I leaned in and kissed him.  “Don’t worry about it, sweetheart.   I know it all—but I understand it all, too.  I love you, all right?”

“All right,” he said.  “I am still worried, though.”  He jabbed the keys with a finger: “Let’s do it.”

“OK.”

I put my arms around him, and he put a hand on mine.

Next thing I knew, I was waking up on the floor, with Ralph standing over me.

“You all right?” he said.

I tried to clear my head.

“I saw it all,” he said, “Just for a bit.  But you passed out.  Are you all right?”

“I’m fine.”

He sat next to me on the floor and pulled down the laptop.  “What happened?” he asked it.

“Unable to complete transfer.  Source already present in target.”

“See what you did?  Now it’s talking like you wanted it to.  What does that mean?  It thinks I’m already in your head?”

“Well, you kind of are, aren’t you?”

“I shouldn’t be!”   He started typing again.  “Can you cancel the existing transfer?”

“No existing transfer found.  Prior transfer expired normally on June 9, 2000.”

“That’s not encouraging,” I said.

“See, see this is why I don’t like computers,” he said.  “Enough of that,” he said, and shut it off.  “Steve can figure it out later.”

“Anyway,” he said, “I understood it all for a second, but it’s gone now.  It felt like you were afraid, though.”

“Of course I’m afraid.  I’ve just been given a world a million million times bigger than my own, and you’re trying to push me into it!  It doesn’t excite me like it excites you.”

“All right, then,” he said.  “Let’s get you excited.  C’mon, we’re going to the video store.”


The plan, I suppose, was to check out every time travel movie ever made—at least, out of those carried by the local movie joint.
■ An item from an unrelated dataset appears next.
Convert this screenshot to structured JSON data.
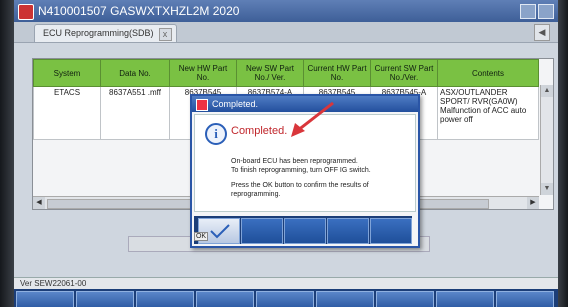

I don’t know if I was excited yet, but Ralph certainly was—bounding among the shelves, piling up stacks of movies—Back to the Future, Bill and Ted, several episodes of Star Trek—till he seemed to have enough, and marched up to the front and dumped the whole pile of tapes on the counter.
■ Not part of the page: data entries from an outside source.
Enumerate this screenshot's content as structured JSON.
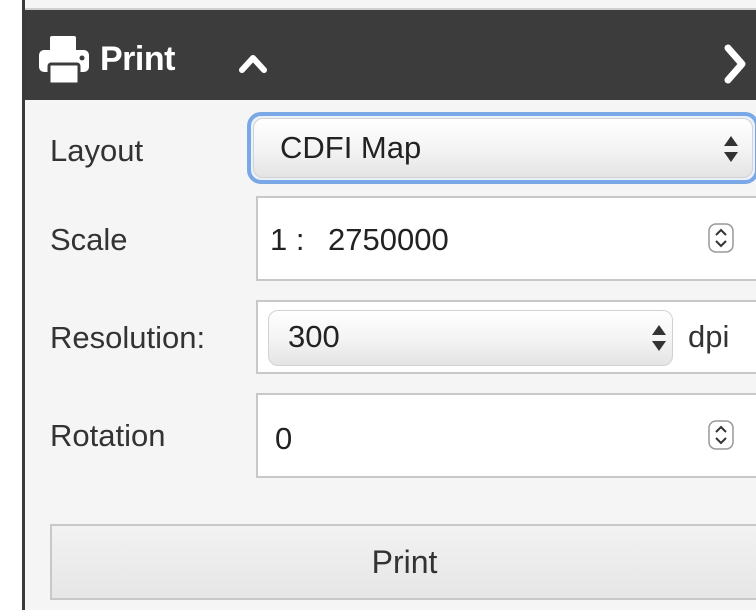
{
  "header": {
    "title": "Print",
    "icons": [
      "printer-icon",
      "chevron-up-icon",
      "chevron-right-icon"
    ]
  },
  "form": {
    "layout": {
      "label": "Layout",
      "value": "CDFI Map"
    },
    "scale": {
      "label": "Scale",
      "prefix": "1 :",
      "value": "2750000"
    },
    "resolution": {
      "label": "Resolution:",
      "value": "300",
      "unit": "dpi"
    },
    "rotation": {
      "label": "Rotation",
      "value": "0"
    }
  },
  "actions": {
    "print_label": "Print"
  },
  "colors": {
    "header_bg": "#3c3c3c",
    "panel_bg": "#f5f5f5",
    "focus_ring": "#7aa8e6"
  }
}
“I still can’t get over how you don’t own any of these,” I said.

“I can’t let you check out this many, man,” the clerk said.

“I can get them anytime I want,” he said, to both of us.

“What?” the clerk said.

“You’re new, right?  Call up your manager and tell him it’s for Ralph.”

“Ralph?”

“Never mind, there he is.”  ‘He’ was a rather large rhinoceros in an ill-fitting uniform shirt.  “Hey Todd—break in this new guy?”
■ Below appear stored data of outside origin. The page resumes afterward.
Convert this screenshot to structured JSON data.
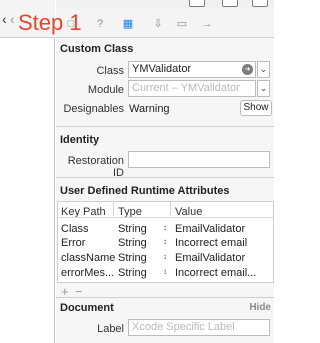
{
  "annotation": {
    "step": "Step 1"
  },
  "left_pane": {
    "back_glyph": "‹",
    "nav_glyph": "‹"
  },
  "inspector_tabs": [
    {
      "name": "file-icon",
      "glyph": "□"
    },
    {
      "name": "quick-help-icon",
      "glyph": "?"
    },
    {
      "name": "identity-icon",
      "glyph": "▦",
      "selected": true
    },
    {
      "name": "attributes-icon",
      "glyph": "⇩"
    },
    {
      "name": "size-icon",
      "glyph": "▭"
    },
    {
      "name": "connections-icon",
      "glyph": "→"
    }
  ],
  "custom_class": {
    "title": "Custom Class",
    "class_label": "Class",
    "class_value": "YMValidator",
    "module_label": "Module",
    "module_placeholder": "Current – YMValidator",
    "designables_label": "Designables",
    "designables_value": "Warning",
    "show_button": "Show"
  },
  "identity": {
    "title": "Identity",
    "restoration_id_label": "Restoration ID",
    "restoration_id_value": ""
  },
  "runtime_attributes": {
    "title": "User Defined Runtime Attributes",
    "columns": [
      "Key Path",
      "Type",
      "Value"
    ],
    "rows": [
      {
        "key_path": "Class",
        "type": "String",
        "value": "EmailValidator"
      },
      {
        "key_path": "Error",
        "type": "String",
        "value": "Incorrect email"
      },
      {
        "key_path": "className",
        "type": "String",
        "value": "EmailValidator"
      },
      {
        "key_path": "errorMes...",
        "type": "String",
        "value": "Incorrect email..."
      }
    ],
    "add_glyph": "+",
    "remove_glyph": "−"
  },
  "document": {
    "title": "Document",
    "hide_label": "Hide",
    "label_label": "Label",
    "label_placeholder": "Xcode Specific Label"
  }
}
Todd pointed at the pile of tapes.  “Get him checked out—Ralph is always on the house.”  He turned back to Ralph.  “But bring ’em back tomorrow, aight?  It’s Monday, so I don’t mind so much, but you can’t keep me cleaned out like this for long.”

“Don’t worry,” Ralph said, giving me a wink.  “I’ve got plans to never be late for anything again.”